I am one of many young feminists (we exist!) who cares deeply about women’s right to choose. Much of my time is devoted to answering phone calls from low-income women looking for honest, accurate, non-judgemental information about abortion care, information about the nearest clinic, and, the most pressing question, how to pay for it.
The Hyde Amendment restricts funding at the federal level for abortion. This means that anyone employed by the federal government does not have abortion covered on their insurance. This means that any woman in the military does not have access to abortion in her military insurance while on active duty, nor through veterans affairs after she comes back. This means that women who rely on the Indian Health Services are not able to have their abortion covered. This means that women who rely on medicaid will probably not have access to abortion (a few select states allow for elective abortions to be covered with state dollars, as medicaid is a federal-state program.) Aside from the Hyde Amendment, many private insurances also do not cover abortion.
So, that is where myself and many, many other women, organizations, networks, and generous individuals come into play. Abortion funds exist to help these women. A woman’s access to abortion should never rely solely on her ability to pay; the freedom to choose is meaningless if only the rich and wealthy have access to the full range of reproductive services.
I answer the phones all day. Most calls are 10 to 15 minutes. The first two are spent getting basic details (“Have you talked to a clinic? Made an appointment? How far along are you?), and then the rest is spent brainstorming how she might get money together, and finally, letting her know how much the organization can help her with.
No fund can ever cover the entire cost. And most women will still have to get the money together to drive to the clinic (most women travel 2 or more hours), find child care (60% of women getting an abortion already have at least one child), take the hit in their paycheck for the two days of work they will be missing (as many states now require 24 – 72 hours between the ultrasound, and the abortion, meaning two trips, or a hotel stay), and other expenses incurred from incidentals.
Each call requires that I pry some into the woman’s life, and sometimes that is uncomfortable for both myself and the woman. I have to ask some really personal questions, the answers to which not every woman wants to share. Some women are angry that the process is so difficult, that they have to take two trips, that they have to listen to medically inaccurate propaganda mandated by the state (hey, South Dakota). Having to share their story, again, on the phone, to an abortion fund is just one more time they have to share personal information.

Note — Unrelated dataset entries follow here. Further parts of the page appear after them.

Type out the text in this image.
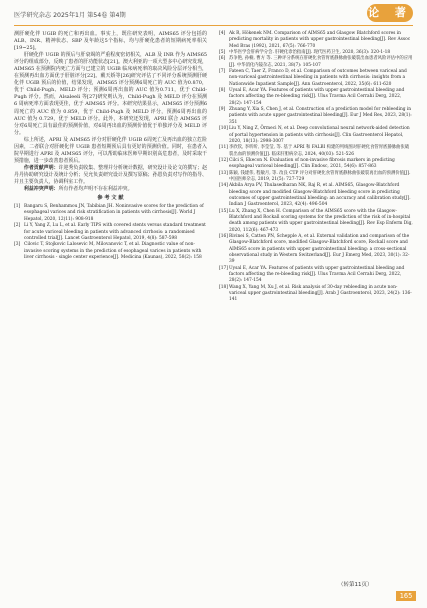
医学研究杂志 2025年1月 第54卷 第4期	论 著

测肝硬化伴 UGIB 的死亡和再出血。事实上，既往研究表明，AIMS65 评分包括的 ALB、INR、精神状态、SBP 及年龄这5个指标，均与肝硬化患者的短期病死率相关[19~25]。

肝硬化伴 UGIB 的预后与肝衰竭的严重程度密切相关，ALB 及 INR 作为 AIMS65 评分的组成部分，反映了患者的肝功能状态[21]。澳大利亚的一项大型多中心研究发现，AIMS65 在预测院内死亡方面与已建立的 UGIB 临床病死率的取决风险分层评分相当，在预测再出血方面优于肝脏评分[22]。戴天娇等[26]研究评估了不同评分系统预测肝硬化伴 UGIB 预后的价值，结果发现，AIMS65 评分预测6周死亡的 AUC 值为0.870，优于 Child-Pugh、MELD 评分；预测6周再出血的 AUC 值为0.711，优于 Child-Pugh 评分。然而，Alsaleeli 等[27]研究则认为，Child-Pugh 及 MELD 评分在预测 6 周病死率方面表现更佳，优于 AIMS65 评分。本研究结果显示，AIMS65 评分预测6周死亡的 AUC 值为 0.859，优于 Child-Pugh 及 MELD 评分，预测6周再出血的 AUC 值为 0.729，优于 MELD 评分。此外，本研究还发现，APRI 联合 AIMS65 评分对6周死亡具有最佳的预测价值，对6周再出血的预测价值优于单独评分及 MELD 评分。

综上所述，APRI 及 AIMS65 评分对肝硬化伴 UGIB 6周死亡及再出血的独立危险因素，二者联合对肝硬化伴 UGIB 患者短期预后具有更好的预测价值。同时，在患者入院早期进行 APRI 及 AIMS65 评分，可以帮助临床医师早期识别高危患者，及时采取干预措施，进一步改善患者预后。

作者贡献声明：许迎秀负责收集、整理并分析统计数据，研究设计及论文的撰写；赵丹丹协助研究设计及统计分析；吴允负责研究设计及撰写原稿；孙恩负责对写作的指导、并且主要负责人，协调科室工作。

利益冲突声明：所有作者均声明不存在利益冲突。

参 考 文 献

[1] Bangaru S, Benhammou JN, Tabibian JH. Noninvasive scores for the prediction of esophageal varices and risk stratification in patients with cirrhosis[J]. World J Hepatol, 2020, 12(11): 908-918

[2] Li Y, Yang Z, Lu L, et al. Early TIPS with covered stents versus standard treatment for acute variceal bleeding in patients with advanced cirrhosis: a randomised controlled trial[J]. Lancet Gastroenterol Hepatol, 2019, 4(8): 587-598

[3] Cilovic T, Stojkovic Lalosevic M, Milovanovic T, et al. Diagnostic value of non-invasive scoring systems in the prediction of esophageal varices in patients with liver cirrhosis - single center experience[J]. Medicina (Kaunas), 2022, 58(2): 158

[4] Ak R, Hökenek NM. Comparison of AIMS65 and Glasgow Blatchford scores in predicting mortality in patients with upper gastrointestinal bleeding[J]. Rev Assoc Med Bras (1992), 2021, 67(5): 766-770

[5] 中华医学会肝病学分会. 肝硬化诊治指南[J]. 现代医药卫生, 2020, 36(3): 320-1-18

[6] 苏争艳, 孙楠, 曹方 等. 三种评分系统在肝硬化食管胃底静脉曲张破裂出血患者风险评估中的应用[J]. 中华消化内镜杂志, 2021, 38(7): 105-107

[7] Fateen C, Taer Z, Franco D, et al. Comparison of outcomes between variceal and non-variceal gastrointestinal bleeding in patients with cirrhosis: insights from a Nationwide Inpatient Sample[J]. Ann Gastroenterol, 2022, 35(6): 611-620

[8] Uysal E, Acar YA. Features of patients with upper gastrointestinal bleeding and factors affecting the re-bleeding risk[J]. Ulus Travma Acil Cerrahi Derg, 2022, 28(2): 147-154

[9] Zhuang Y, Xia S, Chen J, et al. Construction of a prediction model for rebleeding in patients with acute upper gastrointestinal bleeding[J]. Eur J Med Res, 2023, 28(1): 351

[10]Liu Y, Ning Z, Örmeci N, et al. Deep convolutional neural network-aided detection of portal hypertension in patients with cirrhosis[J]. Clin Gastroenterol Hepatol, 2020, 18(13): 2998-3007

[11]李欣钦, 李昕昕, 李莹莹, 等. 基于 APRI 和 FALBI 构建的列线图对肝硬化食管胃底静脉曲张破裂出血的预测价值[J]. 临床肝胆病杂志, 2024, 40(03): 521-526

[12]Cilci S, Ekecon N. Evaluation of non-invasive fibrosis markers in predicting esophageal variceal bleeding[J]. Clin Endosc, 2021, 54(6): 857-863

[13]陈颖, 钱建伟, 程敏月, 等. 改良 CTP 评分对肝硬化食管胃底静脉曲张破裂再出血的预测价值[J]. 中国医师杂志, 2019, 21(5): 727-729

[14]Akbila Arya PV, Thulasedharan NK, Raj R, et al. AIMS65, Glasgow-Blatchford bleeding score and modified Glasgow-Blatchford bleeding score in predicting outcomes of upper gastrointestinal bleeding: an accuracy and calibration study[J]. Indian J Gastroenterol, 2023, 42(4): 496-504

[15]Lu X, Zhang X, Chen H. Comparison of the AIMS65 score with the Glasgow-Blatchford and Rockall scoring systems for the prediction of the risk of in-hospital death among patients with upper gastrointestinal bleeding[J]. Rev Esp Enferm Dig, 2020, 112(6): 467-473

[16]Rivinei S, Catten PN, Schepple A, et al. External validation and comparison of the Glasgow-Blatchford score, modified Glasgow-Blatchford score, Rockall score and AIMS65 score in patients with upper gastrointestinal bleeding: a cross-sectional observational study in Western Switzerland[J]. Eur J Emerg Med, 2023, 30(1): 32-39

[17]Uysal E, Acar YA. Features of patients with upper gastrointestinal bleeding and factors affecting the re-bleeding risk[J]. Ulus Travma Acil Cerrahi Derg, 2022, 28(2): 147-154

[18]Wang X, Yang M, Xu J, et al. Risk analysis of 30-day rebleeding in acute non-variceal upper gastrointestinal bleeding[J]. Arab J Gastroenterol, 2023, 24(2): 136-141

（转第11页）
165
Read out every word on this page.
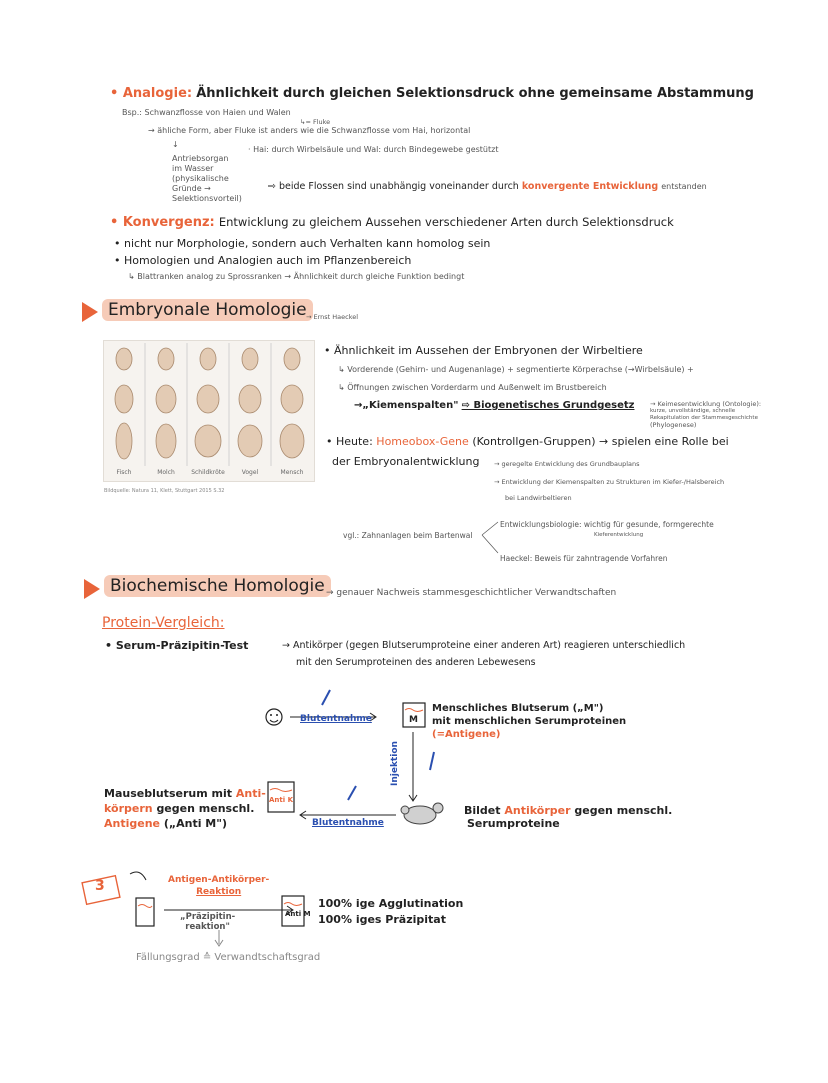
• Analogie: Ähnlichkeit durch gleichen Selektionsdruck ohne gemeinsame Abstammung
Bsp.: Schwanzflosse von Haien und Walen
↳= Fluke
→ ähliche Form, aber Fluke ist anders wie die Schwanzflosse vom Hai, horizontal
↓
· Hai: durch Wirbelsäule und Wal: durch Bindegewebe gestützt
Antriebsorgan
im Wasser
(physikalische
Gründe →
Selektionsvorteil)
⇨ beide Flossen sind unabhängig voneinander durch konvergente Entwicklung entstanden
• Konvergenz: Entwicklung zu gleichem Aussehen verschiedener Arten durch Selektionsdruck
• nicht nur Morphologie, sondern auch Verhalten kann homolog sein
• Homologien und Analogien auch im Pflanzenbereich
↳ Blattranken analog zu Sprossranken → Ähnlichkeit durch gleiche Funktion bedingt
Embryonale Homologie → Ernst Haeckel
Fisch	Molch	Schildkröte	Vogel	Mensch
Bildquelle: Natura 11, Klett, Stuttgart 2015 S.32
• Ähnlichkeit im Aussehen der Embryonen der Wirbeltiere
↳ Vorderende (Gehirn- und Augenanlage) + segmentierte Körperachse (→Wirbelsäule) +
↳ Öffnungen zwischen Vorderdarm und Außenwelt im Brustbereich
→„Kiemenspalten" ⇨ Biogenetisches Grundgesetz → Keimesentwicklung (Ontologie):
kurze, unvollständige, schnelle
Rekapitulation der Stammesgeschichte
(Phylogenese)
• Heute: Homeobox-Gene (Kontrollgen-Gruppen) → spielen eine Rolle bei
der Embryonalentwicklung → geregelte Entwicklung des Grundbauplans
→ Entwicklung der Kiemenspalten zu Strukturen im Kiefer-/Halsbereich
bei Landwirbeltieren
vgl.: Zahnanlagen beim Bartenwal
Entwicklungsbiologie: wichtig für gesunde, formgerechte
Kieferentwicklung
Haeckel: Beweis für zahntragende Vorfahren
Biochemische Homologie → genauer Nachweis stammesgeschichtlicher Verwandtschaften
Protein-Vergleich:
• Serum-Präzipitin-Test	→ Antikörper (gegen Blutserumproteine einer anderen Art) reagieren unterschiedlich
mit den Serumproteinen des anderen Lebewesens
Blutentnahme	M
Menschliches Blutserum („M")
mit menschlichen Serumproteinen
(=Antigene)
Injektion
Blutentnahme
Anti K
Bildet Antikörper gegen menschl.
Serumproteine
Mauseblutserum mit Anti-
körpern gegen menschl.
Antigene („Anti M")
3	Antigen-Antikörper-
Reaktion
„Präzipitin-
reaktion"
Anti M
100% ige Agglutination
100% iges Präzipitat
Fällungsgrad ≙ Verwandtschaftsgrad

By the end of the call, though, when she knows that the women at the organization are on her side, that we are helping her, and that she will be getting the abortion she needs, the anger is often replaced by relief. I often get told that I am a guardian angel, or a god-send, a life-saver, or that I am doing god’s work. The women that I work with, however, are the actual hero’s, and it’s a privilege to have talked to them. They are their own hero’s, they are the ones doing the brunt of the work, while dealing with everything else going on in their life. They are the ones collecting the money for the majority of the cost, and making all the arrangements mentioned above, while dealing with other on-going personal problems. The monetary assistance empowers them to be able to make the decision they know is right for them. But they are the ones who empower themselves, and save themselves.